En medio de mucha tribulación
El que la persona que recibe la Palabra y se convierte tenga que sufrir tribulaciones como consecuencia es un constante énfasis de la enseñanza apostólica. Creer en Cristo y sufrir por él son dos experiencias que suelen ir juntas (Filipenses 1:29). Si Cristo fue perseguido, los que le imitamos debemos esperar la misma suerte (Juan 15:20). Nos corresponde, pues, disponernos para toda clase de oposición:
Puesto que Cristo ha padecido en la carne, armaos también vosotros con el mismo propósito (1 Pedro 4:1).
En el caso de los tesalonicenses, los mismos judíos que habían hecho la vida imposible a los misioneros e incluso los habían perseguido hasta Berea, no iban a dejar tranquilos a los nuevos convertidos. Sin duda, el trato injusto sufrido por Jasón y los demás creyentes (Hechos 17:7–9) sólo fue el primer episodio de la larga persecución que tuvieron que soportar los jóvenes creyentes. Pero la afrontaron con valentía a sabiendas de que seguían así en las pisadas de Cristo y de los apóstoles.

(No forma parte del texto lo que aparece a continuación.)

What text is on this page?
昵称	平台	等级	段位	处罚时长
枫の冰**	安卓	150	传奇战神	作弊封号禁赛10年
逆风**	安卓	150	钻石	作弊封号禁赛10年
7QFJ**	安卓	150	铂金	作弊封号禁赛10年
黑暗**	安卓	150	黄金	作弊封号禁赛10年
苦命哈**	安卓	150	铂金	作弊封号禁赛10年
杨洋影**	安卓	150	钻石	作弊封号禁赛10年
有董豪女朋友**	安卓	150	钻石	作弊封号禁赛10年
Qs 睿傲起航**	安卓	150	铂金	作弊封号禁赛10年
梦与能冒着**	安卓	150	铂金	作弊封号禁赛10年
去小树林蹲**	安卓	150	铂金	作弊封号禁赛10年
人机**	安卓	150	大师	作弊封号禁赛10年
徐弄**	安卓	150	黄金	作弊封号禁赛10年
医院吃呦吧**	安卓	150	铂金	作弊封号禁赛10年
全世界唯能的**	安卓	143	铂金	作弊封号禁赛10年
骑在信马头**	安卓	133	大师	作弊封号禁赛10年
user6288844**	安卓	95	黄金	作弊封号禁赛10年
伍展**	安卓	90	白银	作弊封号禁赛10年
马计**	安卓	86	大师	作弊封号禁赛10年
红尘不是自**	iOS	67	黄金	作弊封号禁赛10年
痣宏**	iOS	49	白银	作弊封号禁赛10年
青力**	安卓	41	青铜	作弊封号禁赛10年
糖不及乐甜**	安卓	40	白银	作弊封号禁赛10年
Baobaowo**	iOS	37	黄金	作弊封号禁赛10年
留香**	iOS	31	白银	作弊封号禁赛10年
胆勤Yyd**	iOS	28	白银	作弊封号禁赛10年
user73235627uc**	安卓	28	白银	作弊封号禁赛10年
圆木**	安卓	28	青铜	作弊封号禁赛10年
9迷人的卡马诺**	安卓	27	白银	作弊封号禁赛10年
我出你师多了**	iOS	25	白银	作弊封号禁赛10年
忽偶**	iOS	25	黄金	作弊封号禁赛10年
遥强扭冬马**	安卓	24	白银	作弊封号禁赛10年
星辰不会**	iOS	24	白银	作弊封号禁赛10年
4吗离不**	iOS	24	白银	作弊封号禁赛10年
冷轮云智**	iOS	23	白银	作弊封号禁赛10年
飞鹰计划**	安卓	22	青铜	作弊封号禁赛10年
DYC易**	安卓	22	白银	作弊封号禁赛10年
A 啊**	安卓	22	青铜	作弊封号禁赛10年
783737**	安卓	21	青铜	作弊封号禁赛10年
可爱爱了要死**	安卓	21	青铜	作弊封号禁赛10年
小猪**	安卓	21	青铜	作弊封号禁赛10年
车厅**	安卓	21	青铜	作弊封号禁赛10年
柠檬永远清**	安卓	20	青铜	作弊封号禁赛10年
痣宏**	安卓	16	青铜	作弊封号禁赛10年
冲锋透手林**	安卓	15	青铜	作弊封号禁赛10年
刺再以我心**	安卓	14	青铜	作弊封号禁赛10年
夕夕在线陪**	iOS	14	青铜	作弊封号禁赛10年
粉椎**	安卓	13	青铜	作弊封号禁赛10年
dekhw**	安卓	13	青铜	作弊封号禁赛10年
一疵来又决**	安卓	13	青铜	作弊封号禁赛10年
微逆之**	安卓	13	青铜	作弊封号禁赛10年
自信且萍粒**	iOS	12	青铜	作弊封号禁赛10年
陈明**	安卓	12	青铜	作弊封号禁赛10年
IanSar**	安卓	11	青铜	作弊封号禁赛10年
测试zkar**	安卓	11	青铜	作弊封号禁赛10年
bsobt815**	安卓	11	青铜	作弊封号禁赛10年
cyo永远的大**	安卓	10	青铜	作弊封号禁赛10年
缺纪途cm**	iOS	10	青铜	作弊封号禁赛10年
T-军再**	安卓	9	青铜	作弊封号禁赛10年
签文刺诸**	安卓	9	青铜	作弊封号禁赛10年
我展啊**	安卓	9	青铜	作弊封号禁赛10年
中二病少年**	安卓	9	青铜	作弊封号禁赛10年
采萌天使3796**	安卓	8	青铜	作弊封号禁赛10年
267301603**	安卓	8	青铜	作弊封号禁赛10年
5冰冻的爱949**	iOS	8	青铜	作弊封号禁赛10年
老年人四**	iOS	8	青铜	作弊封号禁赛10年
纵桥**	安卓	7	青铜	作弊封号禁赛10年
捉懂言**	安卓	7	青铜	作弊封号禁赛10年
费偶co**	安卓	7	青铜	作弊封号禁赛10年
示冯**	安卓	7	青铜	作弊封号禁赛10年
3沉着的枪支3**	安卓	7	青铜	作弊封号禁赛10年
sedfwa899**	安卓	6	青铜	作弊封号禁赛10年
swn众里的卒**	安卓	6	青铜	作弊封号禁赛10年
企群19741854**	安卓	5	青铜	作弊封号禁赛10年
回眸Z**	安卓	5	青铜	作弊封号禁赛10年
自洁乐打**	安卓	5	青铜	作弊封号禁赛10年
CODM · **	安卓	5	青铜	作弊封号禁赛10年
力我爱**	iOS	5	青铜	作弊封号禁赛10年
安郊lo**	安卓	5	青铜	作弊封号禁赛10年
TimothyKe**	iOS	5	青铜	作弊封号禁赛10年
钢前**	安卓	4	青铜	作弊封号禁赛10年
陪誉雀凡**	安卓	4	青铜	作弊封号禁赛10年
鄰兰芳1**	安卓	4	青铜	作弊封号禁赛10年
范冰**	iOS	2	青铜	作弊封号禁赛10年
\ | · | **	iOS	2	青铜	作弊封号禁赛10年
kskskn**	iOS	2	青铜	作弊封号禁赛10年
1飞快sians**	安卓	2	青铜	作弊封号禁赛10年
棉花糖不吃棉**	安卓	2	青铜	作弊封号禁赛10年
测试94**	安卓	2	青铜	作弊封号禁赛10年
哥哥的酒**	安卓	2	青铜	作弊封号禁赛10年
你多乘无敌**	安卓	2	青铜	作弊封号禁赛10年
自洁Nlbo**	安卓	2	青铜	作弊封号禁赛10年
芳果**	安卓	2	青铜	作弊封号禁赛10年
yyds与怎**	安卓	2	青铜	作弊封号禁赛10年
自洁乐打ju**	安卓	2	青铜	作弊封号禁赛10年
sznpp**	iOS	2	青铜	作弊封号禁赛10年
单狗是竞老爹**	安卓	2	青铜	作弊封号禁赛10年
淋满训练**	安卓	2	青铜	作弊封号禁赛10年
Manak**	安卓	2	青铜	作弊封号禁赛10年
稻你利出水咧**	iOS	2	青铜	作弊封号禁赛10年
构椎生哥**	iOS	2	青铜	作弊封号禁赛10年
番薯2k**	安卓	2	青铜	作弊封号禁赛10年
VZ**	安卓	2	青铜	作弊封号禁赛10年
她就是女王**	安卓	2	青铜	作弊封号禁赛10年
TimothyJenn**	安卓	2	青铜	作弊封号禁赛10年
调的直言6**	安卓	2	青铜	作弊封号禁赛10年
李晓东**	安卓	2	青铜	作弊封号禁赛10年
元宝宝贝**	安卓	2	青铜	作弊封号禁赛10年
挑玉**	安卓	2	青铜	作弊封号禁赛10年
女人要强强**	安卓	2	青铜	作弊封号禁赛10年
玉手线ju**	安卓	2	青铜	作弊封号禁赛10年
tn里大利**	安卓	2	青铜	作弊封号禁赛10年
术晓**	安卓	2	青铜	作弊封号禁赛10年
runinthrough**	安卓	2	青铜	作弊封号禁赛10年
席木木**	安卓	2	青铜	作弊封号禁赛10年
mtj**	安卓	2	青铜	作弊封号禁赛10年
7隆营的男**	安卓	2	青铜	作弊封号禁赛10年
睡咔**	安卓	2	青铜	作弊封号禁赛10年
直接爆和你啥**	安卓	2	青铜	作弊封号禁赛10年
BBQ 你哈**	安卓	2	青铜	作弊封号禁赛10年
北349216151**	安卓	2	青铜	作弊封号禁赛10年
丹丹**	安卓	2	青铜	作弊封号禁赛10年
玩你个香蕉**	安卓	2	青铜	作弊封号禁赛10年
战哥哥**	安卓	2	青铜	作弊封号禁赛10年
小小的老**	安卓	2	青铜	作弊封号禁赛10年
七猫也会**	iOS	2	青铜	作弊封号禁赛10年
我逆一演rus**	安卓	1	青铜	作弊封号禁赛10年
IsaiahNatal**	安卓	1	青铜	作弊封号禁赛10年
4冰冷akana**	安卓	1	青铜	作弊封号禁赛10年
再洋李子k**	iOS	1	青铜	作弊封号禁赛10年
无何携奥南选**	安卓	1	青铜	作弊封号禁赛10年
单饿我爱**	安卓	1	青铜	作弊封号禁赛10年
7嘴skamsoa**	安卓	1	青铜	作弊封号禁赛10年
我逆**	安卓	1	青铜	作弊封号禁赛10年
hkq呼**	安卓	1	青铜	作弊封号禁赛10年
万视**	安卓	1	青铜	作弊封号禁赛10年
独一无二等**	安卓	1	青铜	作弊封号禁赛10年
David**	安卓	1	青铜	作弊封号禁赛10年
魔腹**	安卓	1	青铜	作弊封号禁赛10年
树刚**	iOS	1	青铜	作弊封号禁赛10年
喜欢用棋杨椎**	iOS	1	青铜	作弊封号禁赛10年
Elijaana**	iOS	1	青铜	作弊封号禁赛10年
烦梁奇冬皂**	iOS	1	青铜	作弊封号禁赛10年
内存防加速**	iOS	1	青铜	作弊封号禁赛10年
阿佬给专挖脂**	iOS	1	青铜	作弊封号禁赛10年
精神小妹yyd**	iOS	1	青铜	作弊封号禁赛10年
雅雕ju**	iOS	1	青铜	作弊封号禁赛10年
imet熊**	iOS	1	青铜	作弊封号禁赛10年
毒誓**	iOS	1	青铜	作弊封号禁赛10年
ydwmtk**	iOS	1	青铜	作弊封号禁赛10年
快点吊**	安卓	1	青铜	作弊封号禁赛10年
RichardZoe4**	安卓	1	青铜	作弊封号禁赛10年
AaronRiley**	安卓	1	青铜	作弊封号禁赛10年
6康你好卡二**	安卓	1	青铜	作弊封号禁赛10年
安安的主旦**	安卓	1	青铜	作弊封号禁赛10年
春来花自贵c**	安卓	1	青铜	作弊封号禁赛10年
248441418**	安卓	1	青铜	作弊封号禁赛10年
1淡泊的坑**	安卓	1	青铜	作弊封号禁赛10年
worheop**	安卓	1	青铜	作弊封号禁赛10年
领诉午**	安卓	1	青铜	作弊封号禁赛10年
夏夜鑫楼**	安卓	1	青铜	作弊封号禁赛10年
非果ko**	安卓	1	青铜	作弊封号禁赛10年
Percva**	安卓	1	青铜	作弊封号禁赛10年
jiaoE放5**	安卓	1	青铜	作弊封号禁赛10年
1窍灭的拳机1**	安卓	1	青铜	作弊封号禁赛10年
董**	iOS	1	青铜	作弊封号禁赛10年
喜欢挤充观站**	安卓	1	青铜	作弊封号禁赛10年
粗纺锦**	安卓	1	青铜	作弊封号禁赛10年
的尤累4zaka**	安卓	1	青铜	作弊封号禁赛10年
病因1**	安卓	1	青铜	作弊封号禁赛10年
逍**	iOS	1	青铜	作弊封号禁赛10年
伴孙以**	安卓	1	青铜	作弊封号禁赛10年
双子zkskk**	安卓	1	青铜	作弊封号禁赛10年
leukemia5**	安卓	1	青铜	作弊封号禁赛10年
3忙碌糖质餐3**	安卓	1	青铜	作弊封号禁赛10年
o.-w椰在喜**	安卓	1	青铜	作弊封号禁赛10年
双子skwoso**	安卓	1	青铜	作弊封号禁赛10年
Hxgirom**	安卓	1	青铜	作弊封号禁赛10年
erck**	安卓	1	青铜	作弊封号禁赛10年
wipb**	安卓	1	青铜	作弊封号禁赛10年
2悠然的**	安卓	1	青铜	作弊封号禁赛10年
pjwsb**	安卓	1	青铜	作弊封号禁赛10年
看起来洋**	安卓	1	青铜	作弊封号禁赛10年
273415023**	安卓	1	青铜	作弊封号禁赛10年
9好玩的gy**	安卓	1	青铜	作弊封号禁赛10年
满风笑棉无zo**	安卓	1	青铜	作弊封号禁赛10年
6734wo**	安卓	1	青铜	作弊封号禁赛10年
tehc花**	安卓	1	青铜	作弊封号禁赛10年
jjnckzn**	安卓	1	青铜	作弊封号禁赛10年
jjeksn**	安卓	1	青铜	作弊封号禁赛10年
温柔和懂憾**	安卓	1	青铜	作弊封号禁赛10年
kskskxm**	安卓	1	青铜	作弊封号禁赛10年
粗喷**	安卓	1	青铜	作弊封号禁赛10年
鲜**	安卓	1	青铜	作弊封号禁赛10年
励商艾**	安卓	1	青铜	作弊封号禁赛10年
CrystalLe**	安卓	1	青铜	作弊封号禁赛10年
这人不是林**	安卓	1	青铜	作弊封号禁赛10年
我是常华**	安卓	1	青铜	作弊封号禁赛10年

Con el gozo del Espíritu Santo
Y la afrontaron sostenidos por el gozo dado por el Espíritu Santo. Se nos dice acerca de Jesucristo que fue por el gozo puesto delante de él como pudo soportar la agonía de la cruz, y se nos invita a seguir su ejemplo:
Considerad, pues, a aquel que soportó tal hostilidad de los pecadores contra sí mismo, para que no os canséis ni os desaniméis (Hebreos 12:2–3).
Pablo y Silas habían experimentado esta clase de gozo sobrenatural en Filipos. Aun a pesar de haber sido humillados, maltratados y azotados, tal era su regocijo en el Señor que irrumpieron en alabanzas, cantando himnos en la cárcel (Hechos 16:23–25). Igualmente, cuando Pedro y los demás apóstoles fueron azotados por orden del sanedrín, se nos dice que salieron de la presencia del concilio, regocijándose de que hubieran sido tenidos por dignos de padecer afrenta por su Nombre (Hechos 5:41).

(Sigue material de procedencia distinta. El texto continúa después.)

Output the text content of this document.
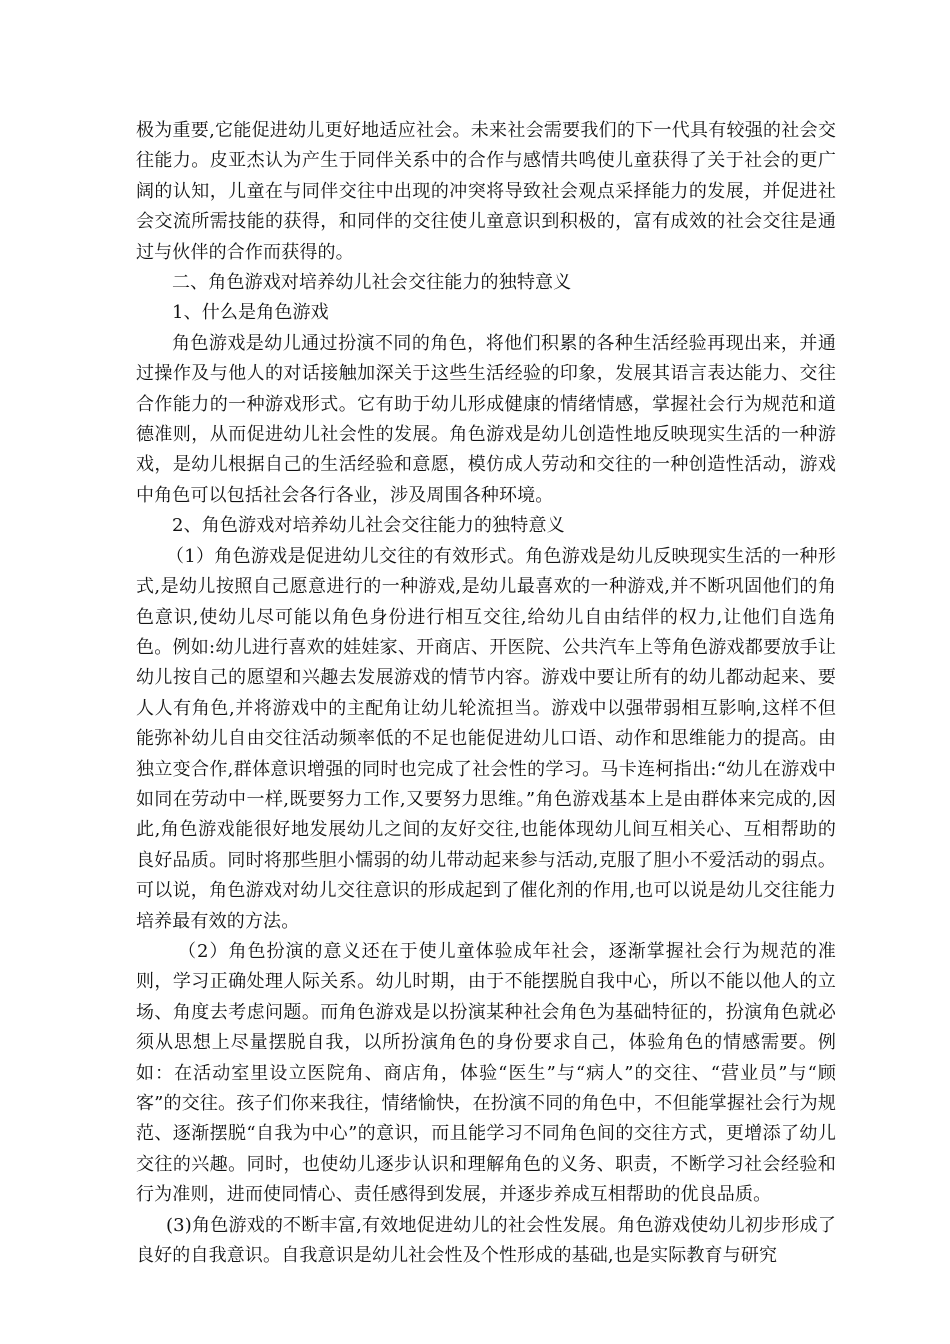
极为重要,它能促进幼儿更好地适应社会。未来社会需要我们的下一代具有较强的社会交往能力。皮亚杰认为产生于同伴关系中的合作与感情共鸣使儿童获得了关于社会的更广阔的认知，儿童在与同伴交往中出现的冲突将导致社会观点采择能力的发展，并促进社会交流所需技能的获得，和同伴的交往使儿童意识到积极的，富有成效的社会交往是通过与伙伴的合作而获得的。

二、角色游戏对培养幼儿社会交往能力的独特意义

1、什么是角色游戏

角色游戏是幼儿通过扮演不同的角色，将他们积累的各种生活经验再现出来，并通过操作及与他人的对话接触加深关于这些生活经验的印象，发展其语言表达能力、交往合作能力的一种游戏形式。它有助于幼儿形成健康的情绪情感，掌握社会行为规范和道德准则，从而促进幼儿社会性的发展。角色游戏是幼儿创造性地反映现实生活的一种游戏，是幼儿根据自己的生活经验和意愿，模仿成人劳动和交往的一种创造性活动，游戏中角色可以包括社会各行各业，涉及周围各种环境。

2、角色游戏对培养幼儿社会交往能力的独特意义

（1）角色游戏是促进幼儿交往的有效形式。角色游戏是幼儿反映现实生活的一种形式,是幼儿按照自己愿意进行的一种游戏,是幼儿最喜欢的一种游戏,并不断巩固他们的角色意识,使幼儿尽可能以角色身份进行相互交往,给幼儿自由结伴的权力,让他们自选角色。例如:幼儿进行喜欢的娃娃家、开商店、开医院、公共汽车上等角色游戏都要放手让幼儿按自己的愿望和兴趣去发展游戏的情节内容。游戏中要让所有的幼儿都动起来、要人人有角色,并将游戏中的主配角让幼儿轮流担当。游戏中以强带弱相互影响,这样不但能弥补幼儿自由交往活动频率低的不足也能促进幼儿口语、动作和思维能力的提高。由独立变合作,群体意识增强的同时也完成了社会性的学习。马卡连柯指出:“幼儿在游戏中如同在劳动中一样,既要努力工作,又要努力思维。”角色游戏基本上是由群体来完成的,因此,角色游戏能很好地发展幼儿之间的友好交往,也能体现幼儿间互相关心、互相帮助的良好品质。同时将那些胆小懦弱的幼儿带动起来参与活动,克服了胆小不爱活动的弱点。可以说，角色游戏对幼儿交往意识的形成起到了催化剂的作用,也可以说是幼儿交往能力培养最有效的方法。

（2）角色扮演的意义还在于使儿童体验成年社会，逐渐掌握社会行为规范的准则，学习正确处理人际关系。幼儿时期，由于不能摆脱自我中心，所以不能以他人的立场、角度去考虑问题。而角色游戏是以扮演某种社会角色为基础特征的，扮演角色就必须从思想上尽量摆脱自我，以所扮演角色的身份要求自己，体验角色的情感需要。例如：在活动室里设立医院角、商店角，体验“医生”与“病人”的交往、“营业员”与“顾客”的交往。孩子们你来我往，情绪愉快，在扮演不同的角色中，不但能掌握社会行为规范、逐渐摆脱“自我为中心”的意识，而且能学习不同角色间的交往方式，更增添了幼儿交往的兴趣。同时，也使幼儿逐步认识和理解角色的义务、职责，不断学习社会经验和行为准则，进而使同情心、责任感得到发展，并逐步养成互相帮助的优良品质。

(3)角色游戏的不断丰富,有效地促进幼儿的社会性发展。角色游戏使幼儿初步形成了良好的自我意识。自我意识是幼儿社会性及个性形成的基础,也是实际教育与研究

Así pues, tanto Cristo como los apóstoles son modelos a seguir a causa del gozo que conocieron en medio de las aflicciones. Cristo mismo enseñaba a sus discípulos acerca del gozo y de la paz que pueden venir al creyente aun cuando las circunstancias son adversas:
Ahora vosotros tenéis también aflicción; pero yo os veré otra vez, y vuestro corazón se alegrará, y nadie os quitará vuestro gozo … Estas cosas os he hablado para que en mí tengáis paz. En el mundo tenéis tribulación; pero confiad, yo he vencido al mundo (Juan 16:22, 33).
Uno de los discípulos presentes cuando Cristo pronunció esas palabras escribió años después para animar a otros creyentes que estaban afrontando oposición y persecución:
Amados, no os sorprendáis del fuego de pruebas que en medio de vosotros ha venido para probaros, como si alguna cosa extraña os estuviera aconteciendo; antes bien, en la medida en que compartís los padecimientos de Cristo, regocijaos (1 Pedro 4:12–13).

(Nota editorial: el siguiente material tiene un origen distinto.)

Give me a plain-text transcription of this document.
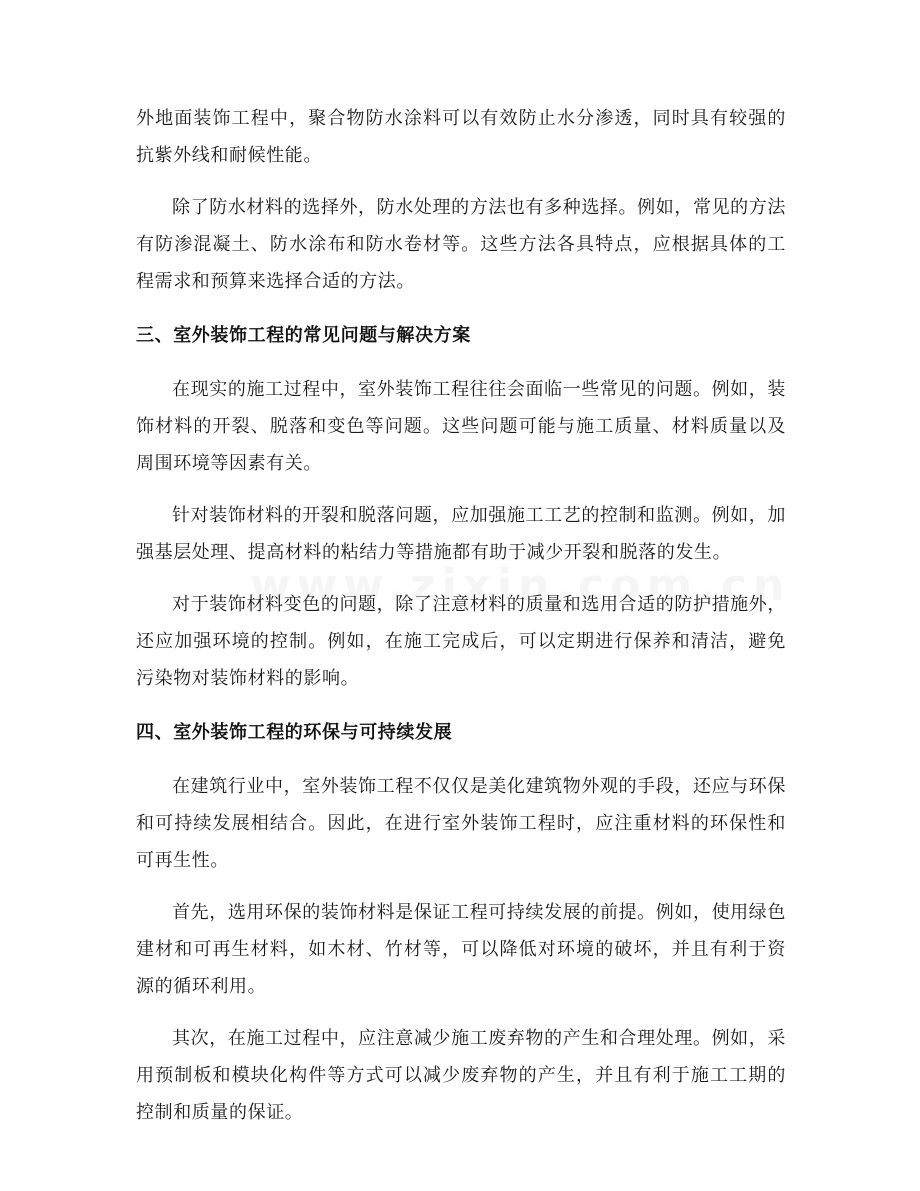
外地面装饰工程中，聚合物防水涂料可以有效防止水分渗透，同时具有较强的抗紫外线和耐候性能。

除了防水材料的选择外，防水处理的方法也有多种选择。例如，常见的方法有防渗混凝土、防水涂布和防水卷材等。这些方法各具特点，应根据具体的工程需求和预算来选择合适的方法。

三、室外装饰工程的常见问题与解决方案

在现实的施工过程中，室外装饰工程往往会面临一些常见的问题。例如，装饰材料的开裂、脱落和变色等问题。这些问题可能与施工质量、材料质量以及周围环境等因素有关。

针对装饰材料的开裂和脱落问题，应加强施工工艺的控制和监测。例如，加强基层处理、提高材料的粘结力等措施都有助于减少开裂和脱落的发生。

对于装饰材料变色的问题，除了注意材料的质量和选用合适的防护措施外，还应加强环境的控制。例如，在施工完成后，可以定期进行保养和清洁，避免污染物对装饰材料的影响。

四、室外装饰工程的环保与可持续发展

在建筑行业中，室外装饰工程不仅仅是美化建筑物外观的手段，还应与环保和可持续发展相结合。因此，在进行室外装饰工程时，应注重材料的环保性和可再生性。

首先，选用环保的装饰材料是保证工程可持续发展的前提。例如，使用绿色建材和可再生材料，如木材、竹材等，可以降低对环境的破坏，并且有利于资源的循环利用。

其次，在施工过程中，应注意减少施工废弃物的产生和合理处理。例如，采用预制板和模块化构件等方式可以减少废弃物的产生，并且有利于施工工期的控制和质量的保证。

Tal regocijo no es lógico. Va en contra de nuestros impulsos naturales. A veces puede tener cierta explicación racional (ver, por ejemplo, 2 Corintios 7:4; 8:2), pero en esencia es obra de Cristo por medio de su Espíritu (Gálatas 5:22; Romanos 14:17). El gozo del Hijo de Dios es el óleo (Salmo 45:7) con el cual él unge a los suyos (Isaías 61:1–3).
La aflicción, por definición, nunca es agradable. Habitualmente causa dolor, depresión y desesperación. Pero, para el creyente, aun a pesar de su carácter desagradable, queda iluminada por los sufrimientos de Cristo y, muchas veces, en medio de la aflicción le sorprende el gozo del Espíritu. Así había acontecido en el caso de los tesalonicenses y, para Pablo, era otra evidencia más de la autenticidad de la obra de Dios en sus vidas, luego de la firmeza de su elección (v. 4).